Track 3 – Q3/0011 Lucía Arribas Revilla | Detection and Measurement of Fruits Using Multi-Task Neural Networks

Advisor/s: Ramon Morros (UPC) Abstract:Accurate estimation of fruit size is essential in precision agriculture for yield prediction and quality assessment. This work presents a multitask learning (MTL) approach, MTL-YOLOX, designed to detect fruits and calculate their diameter jointly within a unified framework. Several datasets were used, including images with calibration references, synthetic datasets generated by removing the references with segmentation and filling, and a new dataset of real images without reference. The experimental results show that the proposed architecture achieves stable performance in detection and regression across all datasets. The quantitative results show that the calibration reference approach achieved very high accuracy (mAP@05 = 0.97, R² = 0.98, MAE = 1.4 mm). The proposed MTL-YOLOX model achieved comparable performance on images with reference (mAP@0.5 = 0.97, R² = 0.99, MAE = 1.5 mm), while maintaining high detection accuracy. On real datasets without calibration reference, detection remained robust (mAP@0.5 = 0.94), with diameter estimation achieving MAE = 3.6 mm and R² = 0.93, demonstrating the model’s ability to generalize without explicit calibration references. A case study on starch level estimation further demonstrates its potential for generalization to other agronomic regression tasks. Committee: President: Robert Benavente (UAB) Secretary: Albert Clapés Sintes (UB) Vocal: Carles Ventura Royo (UOC)

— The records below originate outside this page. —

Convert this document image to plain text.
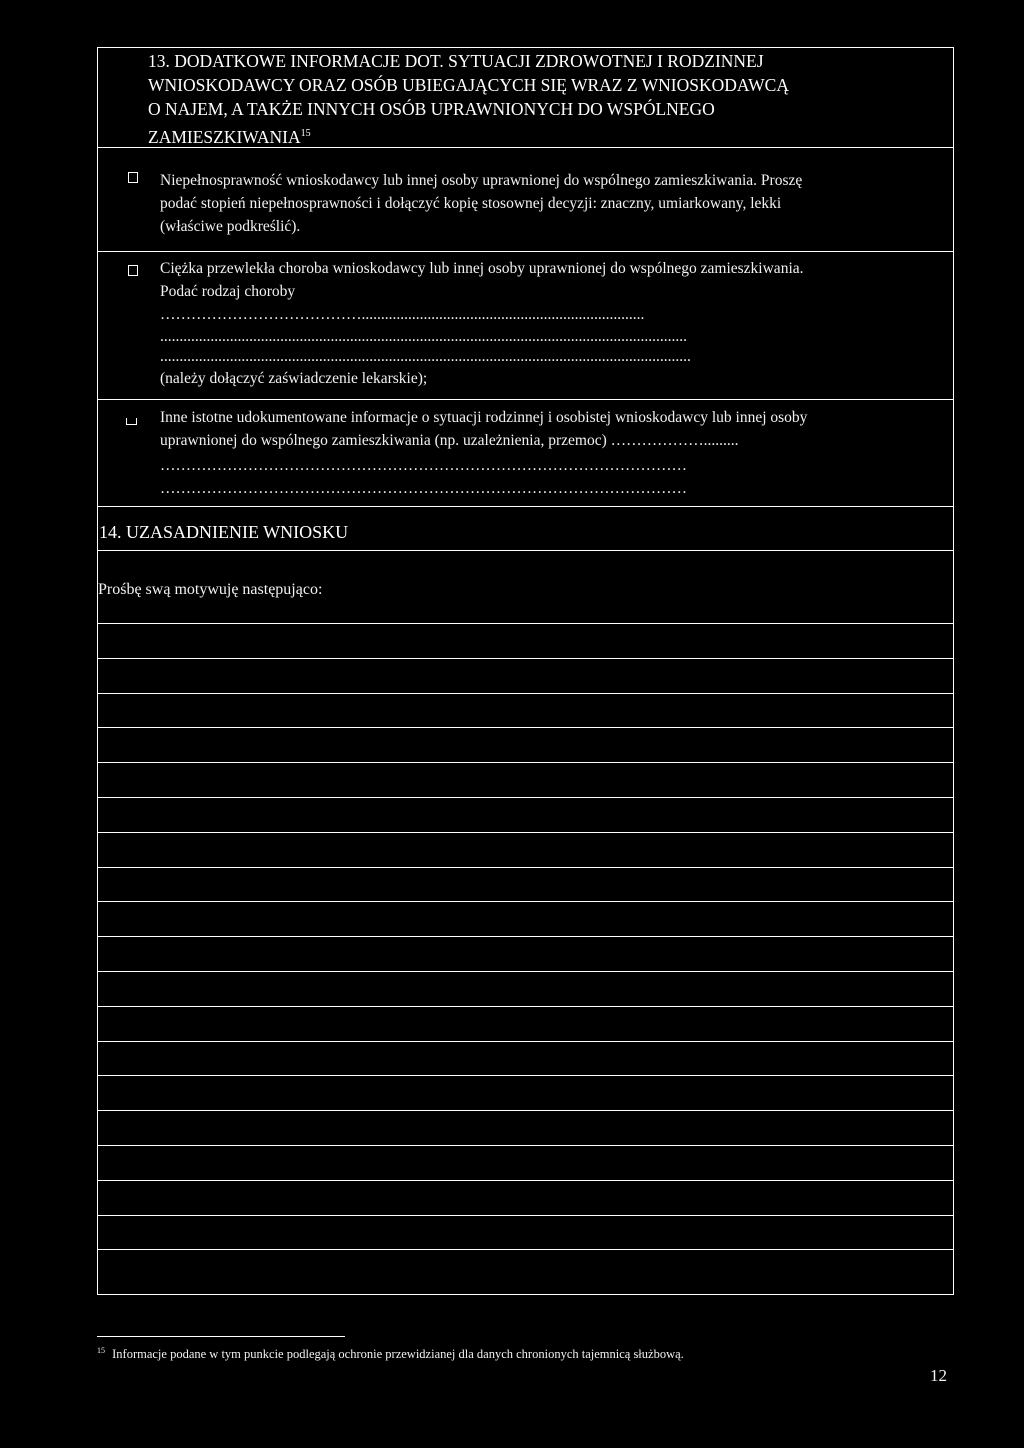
13. DODATKOWE INFORMACJE DOT. SYTUACJI ZDROWOTNEJ I RODZINNEJ
WNIOSKODAWCY ORAZ OSÓB UBIEGAJĄCYCH SIĘ WRAZ Z WNIOSKODAWCĄ
O NAJEM, A TAKŻE INNYCH OSÓB UPRAWNIONYCH DO WSPÓLNEGO
ZAMIESZKIWANIA$^{15}$
Niepełnosprawność wnioskodawcy lub innej osoby uprawnionej do wspólnego zamieszkiwania. Proszę
podać stopień niepełnosprawności i dołączyć kopię stosownej decyzji: znaczny, umiarkowany, lekki
(właściwe podkreślić).
Ciężka przewlekła choroba wnioskodawcy lub innej osoby uprawnionej do wspólnego zamieszkiwania.
Podać rodzaj choroby
………………………………….........................................................................
........................................................................................................................................
.........................................................................................................................................
(należy dołączyć zaświadczenie lekarskie);
Inne istotne udokumentowane informacje o sytuacji rodzinnej i osobistej wnioskodawcy lub innej osoby
uprawnionej do wspólnego zamieszkiwania (np. uzależnienia, przemoc) ……………….........
…………………………………………………………………………………………
…………………………………………………………………………………………
14. UZASADNIENIE WNIOSKU
Prośbę swą motywuję następująco:
$^{15}$ Informacje podane w tym punkcie podlegają ochronie przewidzianej dla danych chronionych tajemnicą służbową.
12
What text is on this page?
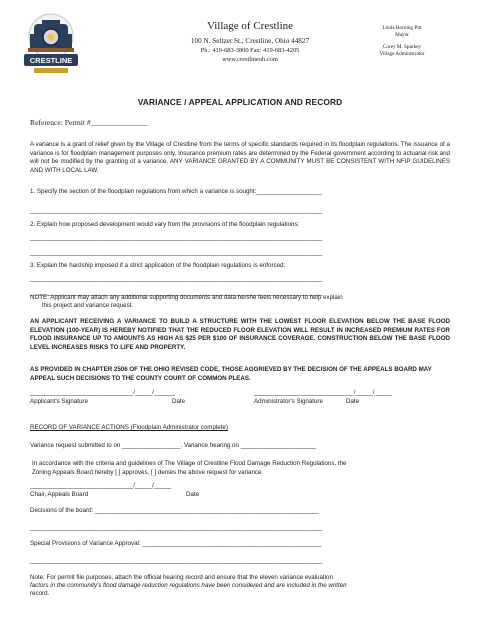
CRESTLINE
Village of Crestline
100 N. Seltzer St., Crestline, Ohio 44827
Ph.: 419-683-3800 Fax: 419-683-4205
www.crestlineoh.com
Linda Horning Pitt
Mayor
Corey M. Sparkey
Village Administrator
VARIANCE / APPEAL APPLICATION AND RECORD
Reference: Permit #_______________
A variance is a grant of relief given by the Village of Crestline from the terms of specific standards required in its floodplain regulations. The issuance of a variance is for floodplain management purposes only. Insurance premium rates are determined by the Federal government according to actuarial risk and will not be modified by the granting of a variance. ANY VARIANCE GRANTED BY A COMMUNITY MUST BE CONSISTENT WITH NFIP GUIDELINES AND WITH LOCAL LAW.
1. Specify the section of the floodplain regulations from which a variance is sought:___________________
_____________________________________________________________________________________
2. Explain how proposed development would vary from the provisions of the floodplain regulations:
_____________________________________________________________________________________
_____________________________________________________________________________________
3. Explain the hardship imposed if a strict application of the floodplain regulations is enforced:
_____________________________________________________________________________________
_____________________________________________________________________________________
NOTE: Applicant may attach any additional supporting documents and data he/she feels necessary to help explain
this project and variance request.
AN APPLICANT RECEIVING A VARIANCE TO BUILD A STRUCTURE WITH THE LOWEST FLOOR ELEVATION BELOW THE BASE FLOOD ELEVATION (100-YEAR) IS HEREBY NOTIFIED THAT THE REDUCED FLOOR ELEVATION WILL RESULT IN INCREASED PREMIUM RATES FOR FLOOD INSURANCE UP TO AMOUNTS AS HIGH AS $25 PER $100 OF INSURANCE COVERAGE. CONSTRUCTION BELOW THE BASE FLOOD LEVEL INCREASES RISKS TO LIFE AND PROPERTY.
AS PROVIDED IN CHAPTER 2506 OF THE OHIO REVISED CODE, THOSE AGGRIEVED BY THE DECISION OF THE APPEALS BOARD MAY APPEAL SUCH DECISIONS TO THE COUNTY COURT OF COMMON PLEAS.
______________________________/_____/______	_____________________________/_____/_____
Applicant's Signature	Date	Administrator's Signature	Date
RECORD OF VARIANCE ACTIONS (Floodplain Administrator complete)
Variance request submitted to on _________________. Variance hearing on ______________________
In accordance with the criteria and guidelines of The Village of Crestline Flood Damage Reduction Regulations, the
Zoning Appeals Board hereby [ ] approves, [ ] denies the above request for variance.
______________________________/_____/_____
Chair, Appeals Board	Date
Decisions of the board: _________________________________________________________________
_____________________________________________________________________________________
Special Provisions of Variance Approval: ____________________________________________________
_____________________________________________________________________________________
Note: For permit file purposes, attach the official hearing record and ensure that the eleven variance evaluation
factors in the community's flood damage reduction regulations have been considered and are included in the written
record.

Track 4 – Q3/0013 Abril Piñol Chacon | The Role of High-Level Information for Single-View Image Relighting

Advisor/s: Javier Vazquez Corral (UAB), Ramon Baldrich Caselles (UAB) Abstract: In recent years, image relighting has emerged as a challenging task in computer vision, with applications in augmented reality, film production, photographic editing, and related fields. This thesis investigates the role of high-level scene information, such as depth and surface normals, in single-image relighting, exploring several strategies for their integration. To this end, we evaluate two main architectures: convolutional neural networks, which have traditionally been the dominant approach, and transformer-based models, which are increasingly demonstrating strong potential. Comparisons on both synthetic and real datasets show that transformers consistently outperform CNNs, while the naive incorporation of geometric cues offers only limited improvements, underscoring the need for more effective integration methods. Committee: President: Ismael Benito-Altamirano (UOC) Secretary: Joost van de Weijer (UAB) Vocal: Hunor Laczko (UB)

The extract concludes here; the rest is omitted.